Konsens ist, dass das Teil an sich ein Konstruktionsfehler ist !
Stabilisatoren werden aus Federstahl gefertigt,- bedeutet fachlich, vorvergütetem Stahl wird rechts und links ein Ansatz angedreht, das ist die Reduzierung R/L,- die von der Lagerung aufgenommen wird.
Danach wird der Stabi umgeformt (Kaltverformt), und erhält seine endgültige Form.
Final wird das Material bezogen auf den verwendeten Werkstoff gehärtet und angelassen.
DANACH ist keine weitere Umformung /Bearbeitung mehr möglich.
Fachlich richtig wäre, die Enden hohl zu bohren, härten und anlassen ,- und final Korrosionsbeständige Zapfen R/L einzuschrumpfen.
Denn,- der Stabi bricht immer am Ansatz der Reduzierung,- der kritische Punkt.
Von "Sicherheit" im Sinne von Potenz , kann man bei Federstahl nicht sprechen.
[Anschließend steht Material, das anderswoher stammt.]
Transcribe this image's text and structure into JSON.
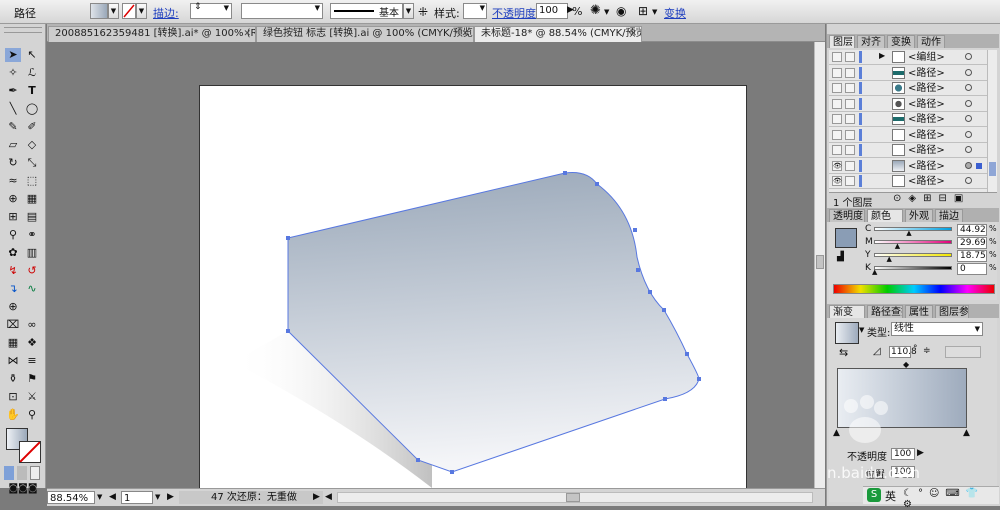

Es werden fast immer 51CrV4 Stähle oder Stähle auf Basis Ausscheidungshärtender Ferristisch - Perlitischer Stähle als Basis genutzt.
Natürlich bemühen sich die Hersteller bereits bei Fertigung, die Gefahr durch Bruch zu minimieren.
Wichtigster Aspekt ist die Oberflächenqualität (Glätte). Bedeutet, in eine geschlossene, verdichtete Oberfläche kann Rost kaum eintauchen.
Dazu wird die Pulsationsamplitude möglichst begrenzt, um das Bauteil von Druckschwankungen /Querkräfte frei zu halten, die sich negativ auf die Lebensdauer auswirken.
Dennoch,- 30-40 Jahre hält das Teil, die konstruktive Lebensdauer ist somit mindestens mit Faktor 2,5 überschritten..
Hier im Forum sind mir in gut zehn Jahren unter 5 Brüche bekannt ..,- nicht so ganz sheice für ein Teil mit "Konstruktionsfehler" !
Gruß
Reinhard
..kann Spuren von Senf enthalten..!
1-mal bearbeitet. Zuletzt am 06.05.26 17:29.